Dylan Axelrod‘s continued presence on the plane of White Sox existence fits in nicely with every enjoyable, archetypal underdog story. Beyond being released from the Padres and having to work his way back up the minor league ladder from independent league ball, his physical appearance–lacking the look of superior athleticism coupled with a nasal voice, place him pretty firmly outside the conception of what makes a successful major league baseball player.
Beyond appearances and background, Axelrod’s combination of an underwhelming fastball with an effective low-and-away sinker-slider approach allows him to exist in a role where he isn’t expected to regularly stick in a starting rotation, but can appear at a moment’s notice to deliver a surprisingly competent start. He’s in a constant state of clearing very reasonable expectations, and with Hector Santiago pushing him down to the seventh starter slot, Axelrod is liable to stay there, and keep his soft spot in White Sox fan hearts.
So what’s he been up to?
"“It’s definitely a big step to cleaning up baseball,” Axelrod said of the HGH testing. “The blood test is a little bit invasive, but at the same time it’s for the betterment of the game. It was like a snowball, what happened before: One person does it, and you feel you have to do it to compete. Now it feels like you can just play baseball.”"
One of the primary lessons of the steroid era was that there is no profile for the PED user; they emerge from all sizes, shapes, and skill levels. Someone like Axelrod who is battling on the fringes of the major leagues is just as likely to be using as a muscled-up league-leader in home runs, or close to it, at least. Still, a marginal right-hander who has trouble cracking 90 mph in the middle innings cheering baseball stepping back a bit from the reign of the superhumans isn’t the most outrageous development.
Axelrod not being quite as good as he should be
Glenn DuPaul of The Hardball Times has been doing some work creating a formula for predictive FIP, based on walks and strikeouts. In his initial testings on whether it can applied to minor leaguers to predict major league performances, Axelrod’s 3.69 pFIP going to a 5.47 ERA in the majors, was one of the examples of failure.
Even when he’s eviscerating the minor leagues, Axelrod depends on control. When he’s up in the majors, and is less inclined to challenge hitters with his below-average heat in the zone, it’s not a surprise to see those walk numbers rise.
The Axelrod Effect
The Verducci Effect is a theory offered by Sports Illustrated’s Tom Verducci that pitchers coming off of a year where their workload increased dramatically were ripe for decline in performance. It’s based on anecdotal observation, and has naturally been taking a statistical analysis whipping of recent. After a long dismantling of the theory, Baseball Prospectus’ Russell Carleton stated simply “It’s time to just admit that the Verducci Effect doesn’t hold water and move on.”
However, the column chugs on again this year, with the qualifier that “is not a scientific, predictive system.

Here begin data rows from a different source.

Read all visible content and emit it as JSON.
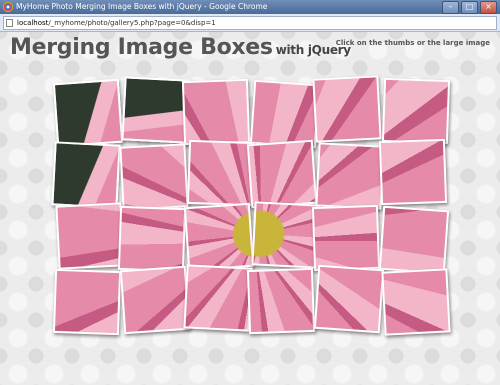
{
  "browser": {
    "window_title": "MyHome Photo Merging Image Boxes with jQuery - Google Chrome",
    "url_host": "localhost",
    "url_path": "/_myhome/photo/gallery5.php?page=0&disp=1",
    "controls": {
      "minimize": "–",
      "maximize": "□",
      "close": "×"
    }
  },
  "page": {
    "title": "Merging Image Boxes",
    "subtitle": "with jQuery",
    "hint": "Click on the thumbs or the large image"
  },
  "gallery": {
    "rows": 4,
    "cols": 6,
    "photo_colors": {
      "petal": "#e58aa8",
      "petal_light": "#f3b6c8",
      "leaf": "#2f3a2e",
      "center": "#c9b53a"
    }
  }
}
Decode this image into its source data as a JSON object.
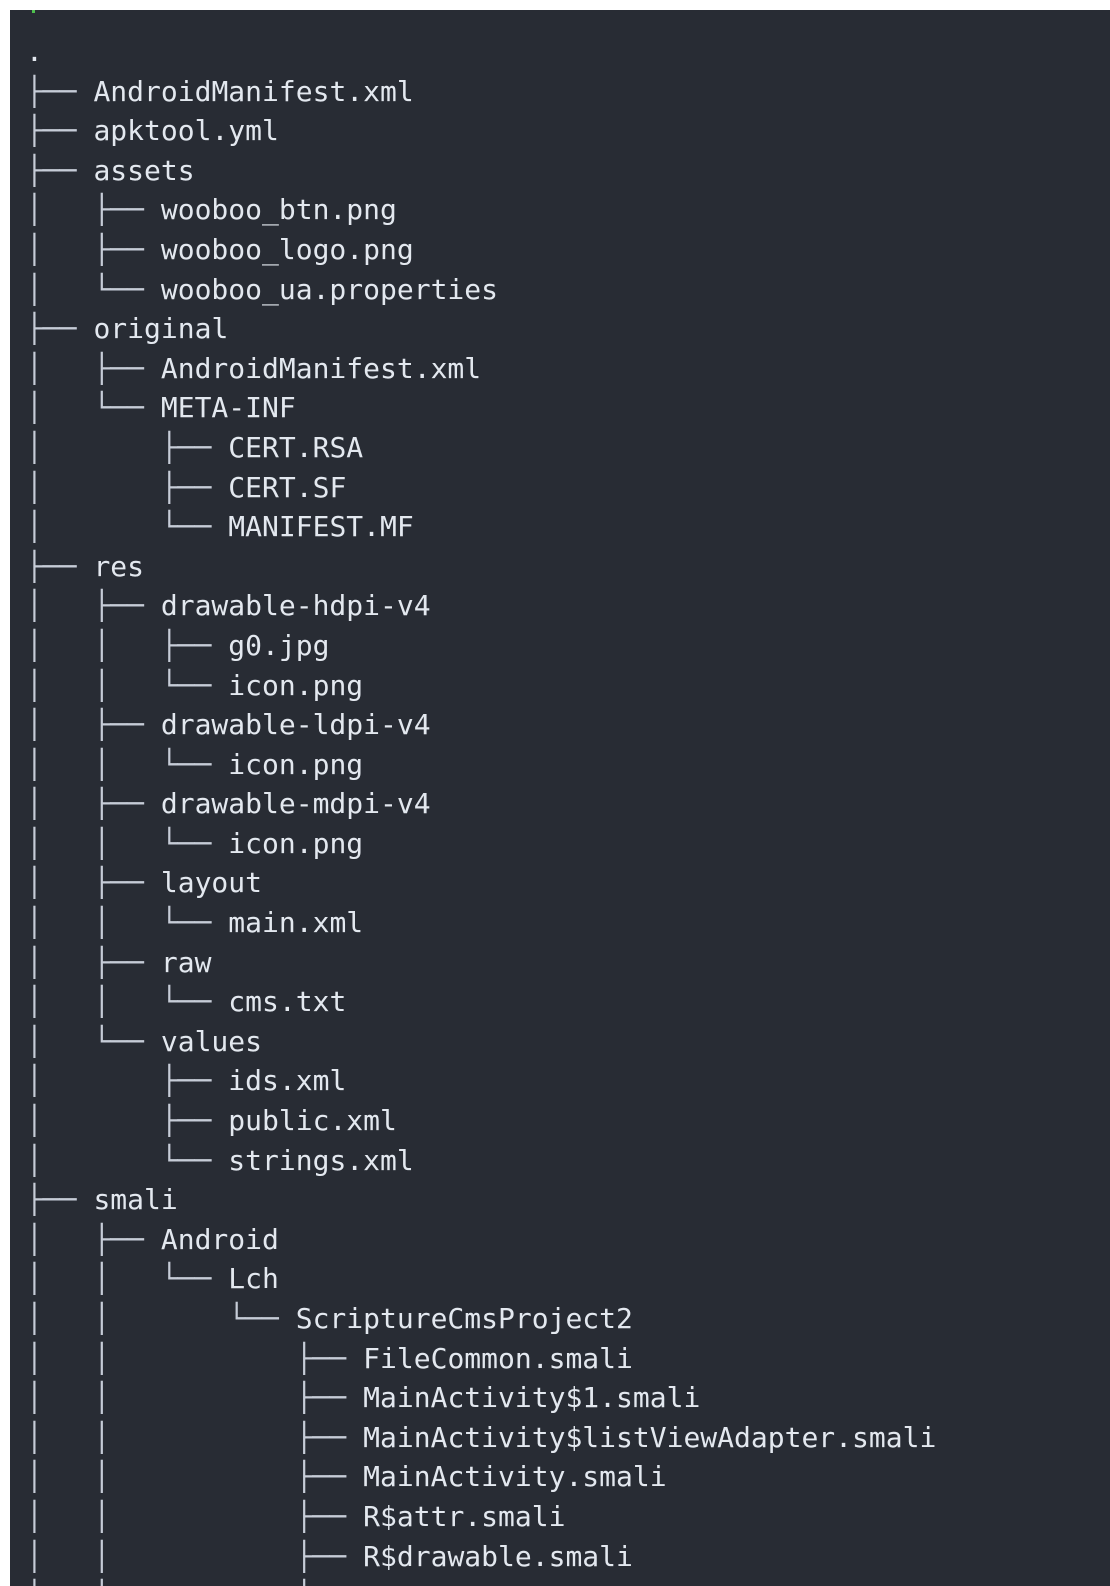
{
  "terminal": {
    "lines": [
      {
        "prefix": "",
        "name": "."
      },
      {
        "prefix": "├── ",
        "name": "AndroidManifest.xml"
      },
      {
        "prefix": "├── ",
        "name": "apktool.yml"
      },
      {
        "prefix": "├── ",
        "name": "assets"
      },
      {
        "prefix": "│   ├── ",
        "name": "wooboo_btn.png"
      },
      {
        "prefix": "│   ├── ",
        "name": "wooboo_logo.png"
      },
      {
        "prefix": "│   └── ",
        "name": "wooboo_ua.properties"
      },
      {
        "prefix": "├── ",
        "name": "original"
      },
      {
        "prefix": "│   ├── ",
        "name": "AndroidManifest.xml"
      },
      {
        "prefix": "│   └── ",
        "name": "META-INF"
      },
      {
        "prefix": "│       ├── ",
        "name": "CERT.RSA"
      },
      {
        "prefix": "│       ├── ",
        "name": "CERT.SF"
      },
      {
        "prefix": "│       └── ",
        "name": "MANIFEST.MF"
      },
      {
        "prefix": "├── ",
        "name": "res"
      },
      {
        "prefix": "│   ├── ",
        "name": "drawable-hdpi-v4"
      },
      {
        "prefix": "│   │   ├── ",
        "name": "g0.jpg"
      },
      {
        "prefix": "│   │   └── ",
        "name": "icon.png"
      },
      {
        "prefix": "│   ├── ",
        "name": "drawable-ldpi-v4"
      },
      {
        "prefix": "│   │   └── ",
        "name": "icon.png"
      },
      {
        "prefix": "│   ├── ",
        "name": "drawable-mdpi-v4"
      },
      {
        "prefix": "│   │   └── ",
        "name": "icon.png"
      },
      {
        "prefix": "│   ├── ",
        "name": "layout"
      },
      {
        "prefix": "│   │   └── ",
        "name": "main.xml"
      },
      {
        "prefix": "│   ├── ",
        "name": "raw"
      },
      {
        "prefix": "│   │   └── ",
        "name": "cms.txt"
      },
      {
        "prefix": "│   └── ",
        "name": "values"
      },
      {
        "prefix": "│       ├── ",
        "name": "ids.xml"
      },
      {
        "prefix": "│       ├── ",
        "name": "public.xml"
      },
      {
        "prefix": "│       └── ",
        "name": "strings.xml"
      },
      {
        "prefix": "├── ",
        "name": "smali"
      },
      {
        "prefix": "│   ├── ",
        "name": "Android"
      },
      {
        "prefix": "│   │   └── ",
        "name": "Lch"
      },
      {
        "prefix": "│   │       └── ",
        "name": "ScriptureCmsProject2"
      },
      {
        "prefix": "│   │           ├── ",
        "name": "FileCommon.smali"
      },
      {
        "prefix": "│   │           ├── ",
        "name": "MainActivity$1.smali"
      },
      {
        "prefix": "│   │           ├── ",
        "name": "MainActivity$listViewAdapter.smali"
      },
      {
        "prefix": "│   │           ├── ",
        "name": "MainActivity.smali"
      },
      {
        "prefix": "│   │           ├── ",
        "name": "R$attr.smali"
      },
      {
        "prefix": "│   │           ├── ",
        "name": "R$drawable.smali"
      },
      {
        "prefix": "│   │           ├── ",
        "name": ""
      }
    ]
  }
}
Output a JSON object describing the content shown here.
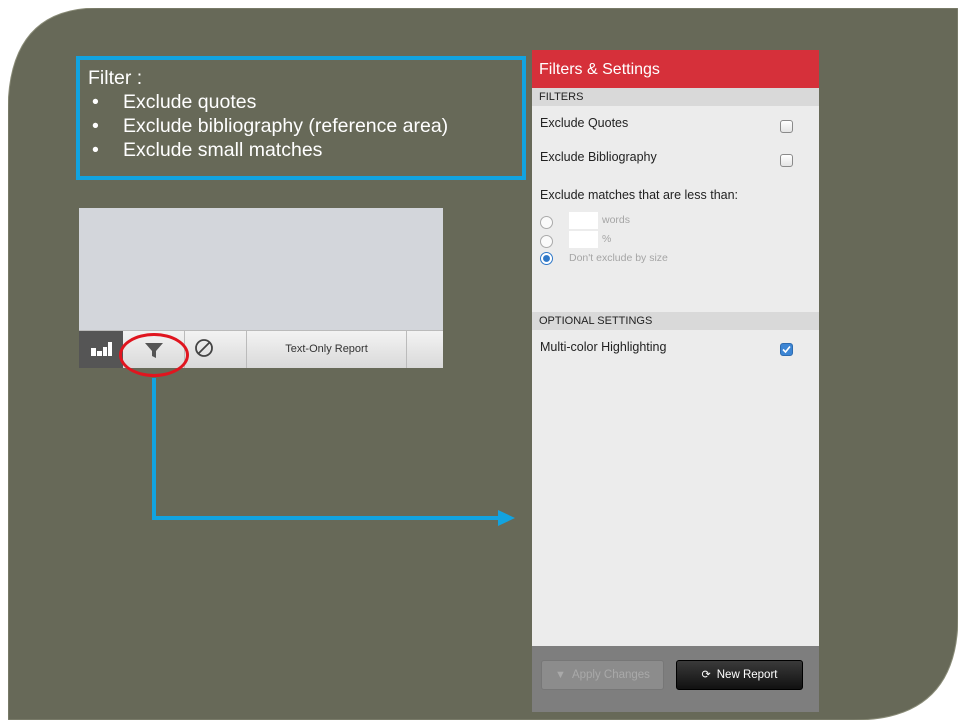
{
  "callout": {
    "title": "Filter :",
    "bullets": [
      "Exclude quotes",
      "Exclude bibliography (reference area)",
      "Exclude small matches"
    ]
  },
  "toolbar": {
    "text_only_label": "Text-Only Report"
  },
  "panel": {
    "title": "Filters & Settings",
    "filters_header": "FILTERS",
    "exclude_quotes": {
      "label": "Exclude Quotes",
      "checked": false
    },
    "exclude_bibliography": {
      "label": "Exclude Bibliography",
      "checked": false
    },
    "exclude_small_label": "Exclude matches that are less than:",
    "words_label": "words",
    "percent_label": "%",
    "dont_exclude_label": "Don't exclude by size",
    "optional_header": "OPTIONAL SETTINGS",
    "multicolor": {
      "label": "Multi-color Highlighting",
      "checked": true
    },
    "apply_label": "Apply Changes",
    "new_report_label": "New Report"
  },
  "colors": {
    "slide_bg": "#676958",
    "callout_border": "#12a3e0",
    "panel_header": "#d6303a",
    "highlight_circle": "#e0151f",
    "arrow": "#12a3e0"
  }
}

It’s a rule of thumb to identify pitchers who may be at risk.” Rule of thumb, you say? Unsurprisingly, Chris Sale and Jose Quintana are on it, even though Quintana could regress in 2013 and it could have nothing to do with workload. More surprisingly is that Dylan Axelrod was on the list the year before, and apparently is being touted now as feather in the theory’s cap, for his middling 2012 campaign.
Axelrod dominated the minors in 2011, received a late-season call-up, and three starts at the end of a doomed year. He was surprisingly effective against the eventual division-winning Tigers, struggled against the Indians and was pulled before the start could become a disaster in a rare moment of alertness that year from Ozzie Guillen, and then dominated the Blue Jays in the last game of Guillen’s reign. Throw in another relief appearance, and Axelrod had all of 18.2 innings in the major leagues that season, with a 2.89 ERA. Exactly zero human beings assessed that to be a realistic projection of his ability going forward, including zero members of the White Sox organization.
His “regression” in 2012, when he no longer had the ability to strike over a batter per inning, came as Axelrod was yanked back and forth from the rotation and bullpen, and had seven of the 31 runs he allowed over 51 innings come in a suicide-mission start on three days rest against the Blue Jays on the last day of the 1st half. If Axelrod wasn’t a fringe starter whose utility to the club was based on his versatility and availability, I would say that Robin Ventura was trying to break him for information. There’s no real way to claim that Axelrod was worse in 2012 unless you’re limited to comparing the stat lines and taking them as gospel. But if we’re going to use anecdotal theories over statistical analysis, they might as well have context.
So most of this wasn’t about what Dylan Axelrod is actually up to, but more just a rumination on what Dylan Axelrod is. However, that is still a competent assessment of Dylan Axelrod’s current activities, since he is somewhere, somehow, being Dylan Axelrod.